Monday, October 24, 2011

Virginia State Bicycle Policy Plan released

Today VDOT announced the publication of the Virginia State Bicycle Policy Plan. The plan has been in draft form for over a year, a time in which there was no bike coordinator. One result of hiring John Bolecek as the new bike coordinator is that final work on the plan could be completed.

FABB provided extensive comments on the plan in September 2010. Most of  our comments were included in the final draft.

The Policy for Integrating Bicycle and Pedestrian Accommodations was adopted in 2004. It ensures that bicycle facilities are included in the planning and implementation of all future projects (with exceptions). The new policy plan provides better guidance to ensure implementation of the 2004 policy.

The two goals of the police plan are:
Goal 1: Increase the use of bicycling in Virginia to include a full and diverse range of the population for all trip purposes „

Goal 2: Improve safety and comfort of bicyclists throughout Virginia, reduce bicycle crashes
Remaking our roads and connecting existing bike facilities: Here in Northern Virginia we have a major challenge with creating bicycle facilities on a road network designed almost exclusively for cars.

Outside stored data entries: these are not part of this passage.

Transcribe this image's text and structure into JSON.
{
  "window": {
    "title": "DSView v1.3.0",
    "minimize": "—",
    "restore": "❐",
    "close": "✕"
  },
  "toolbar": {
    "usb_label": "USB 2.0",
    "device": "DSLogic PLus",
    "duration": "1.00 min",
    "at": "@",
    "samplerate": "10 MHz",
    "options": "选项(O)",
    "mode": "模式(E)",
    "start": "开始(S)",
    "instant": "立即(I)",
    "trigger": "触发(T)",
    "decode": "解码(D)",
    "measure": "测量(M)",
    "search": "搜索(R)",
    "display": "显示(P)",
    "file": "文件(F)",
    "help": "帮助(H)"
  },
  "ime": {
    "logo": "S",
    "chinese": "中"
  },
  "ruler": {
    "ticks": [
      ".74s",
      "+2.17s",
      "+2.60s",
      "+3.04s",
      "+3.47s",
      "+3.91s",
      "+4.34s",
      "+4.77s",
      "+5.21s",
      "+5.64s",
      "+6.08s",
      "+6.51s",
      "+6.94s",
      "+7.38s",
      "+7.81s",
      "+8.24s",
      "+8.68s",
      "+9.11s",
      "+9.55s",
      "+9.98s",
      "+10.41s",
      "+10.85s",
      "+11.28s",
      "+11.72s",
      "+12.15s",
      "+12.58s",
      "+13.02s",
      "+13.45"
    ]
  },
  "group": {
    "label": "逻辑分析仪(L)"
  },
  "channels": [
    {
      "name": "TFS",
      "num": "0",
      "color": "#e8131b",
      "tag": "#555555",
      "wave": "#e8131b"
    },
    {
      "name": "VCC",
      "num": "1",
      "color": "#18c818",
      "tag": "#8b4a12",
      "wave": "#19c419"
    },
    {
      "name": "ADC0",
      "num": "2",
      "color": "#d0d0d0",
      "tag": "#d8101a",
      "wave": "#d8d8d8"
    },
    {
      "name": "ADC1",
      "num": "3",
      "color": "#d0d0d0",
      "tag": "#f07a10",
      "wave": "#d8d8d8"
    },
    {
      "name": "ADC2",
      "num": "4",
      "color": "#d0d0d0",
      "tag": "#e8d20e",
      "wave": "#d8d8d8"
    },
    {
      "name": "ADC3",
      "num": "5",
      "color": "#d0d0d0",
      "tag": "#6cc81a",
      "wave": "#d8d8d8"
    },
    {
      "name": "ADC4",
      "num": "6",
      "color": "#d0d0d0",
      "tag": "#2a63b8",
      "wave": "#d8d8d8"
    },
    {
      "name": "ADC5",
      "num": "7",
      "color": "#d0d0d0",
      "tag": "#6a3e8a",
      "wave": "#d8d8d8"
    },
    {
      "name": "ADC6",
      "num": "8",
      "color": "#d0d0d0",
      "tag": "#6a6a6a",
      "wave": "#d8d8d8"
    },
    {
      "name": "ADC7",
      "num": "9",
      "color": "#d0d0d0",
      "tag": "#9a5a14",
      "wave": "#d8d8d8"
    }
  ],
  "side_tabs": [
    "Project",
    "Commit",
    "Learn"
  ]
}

The plan tries to address this issue:
However, further guidance is needed to determine the appropriate type or level of bicycle accommodation that may be needed in different roadway environments. This is a particular issue for large suburban roadways because land use changes due to development create an even greater need for non-motorized transportation accommodations and safety countermeasures.

This should include strategies to ensure that piecemeal development results in bicycle facilities that are contiguous and functional in both the short- and long-term, see example policies and procedures in Appendix A.
From Appendix A:
During road construction and rehabilitation projects, VDOT will investigate nearby bicycle facility connections and make all reasonable attempts to close gaps and facilitate transitions between different bikeway types.
This has not been the case in the past. FABB worked with VDOT to try connect the trails being constructed as part of the Route 50 widening project, that ended west of Route 28, with trails on the east side of 28. We were not successful in getting the project limits extended; the new policy provides incentive to make this type of connection in the future.

Innovative bike designs: The policy also includes support for using non-standard bike facilities that are in use in other communities.
VDOT will study and, where appropriate, implement new types of bikeways that are being used effectively in other jurisdictions, including bike signals, bike boxes, cycle tracks, buffered bike lanes, contra-flow bike lanes, and bike boulevards, among others.
Performance measures and data collection: We have very poor information about the level of bicycle use in the county and about the effectiveness of various bike facilities. The Plan includes recommendations for improving that knowledge:
VDOT should establish benchmarks needed for future tracking of bicycle-related implementation efforts and changes in ridership numbers over time. Measures that can be considered include the number of bikeway miles implemented, the number of bicycle crashes, the number of bicycle parking spaces, percentage of students bicycling to school, and other measures.

VDOT should establish a long-term pedestrian and bicycle facility inventory and counting program, in coordination with towns and cities, Regional Planning Commissions, Planning District Commissions, and Metropolitan Planning Organizations.
Narrow lane widths to create bike facilities: One advantage to having so much asphalt in Northern Virginia is that our travel lanes are relatively wide. They can be reduced to create bike lanes or wide outside lanes:
VDOT should consider issuing an Instructional and Informational Memorandum (IIM) that encourages the inclusion of bike lanes during road reconstruction and resurfacing projects by narrowing travel lanes to 10-foot (where possible). This IIM should explain when 10-foot and 11-foot wide travel lanes can be utilized without decreasing safety for motorists
The plan contains lots of good information and it's worth spending some time read it. See page 36 for a summary of the recommendations.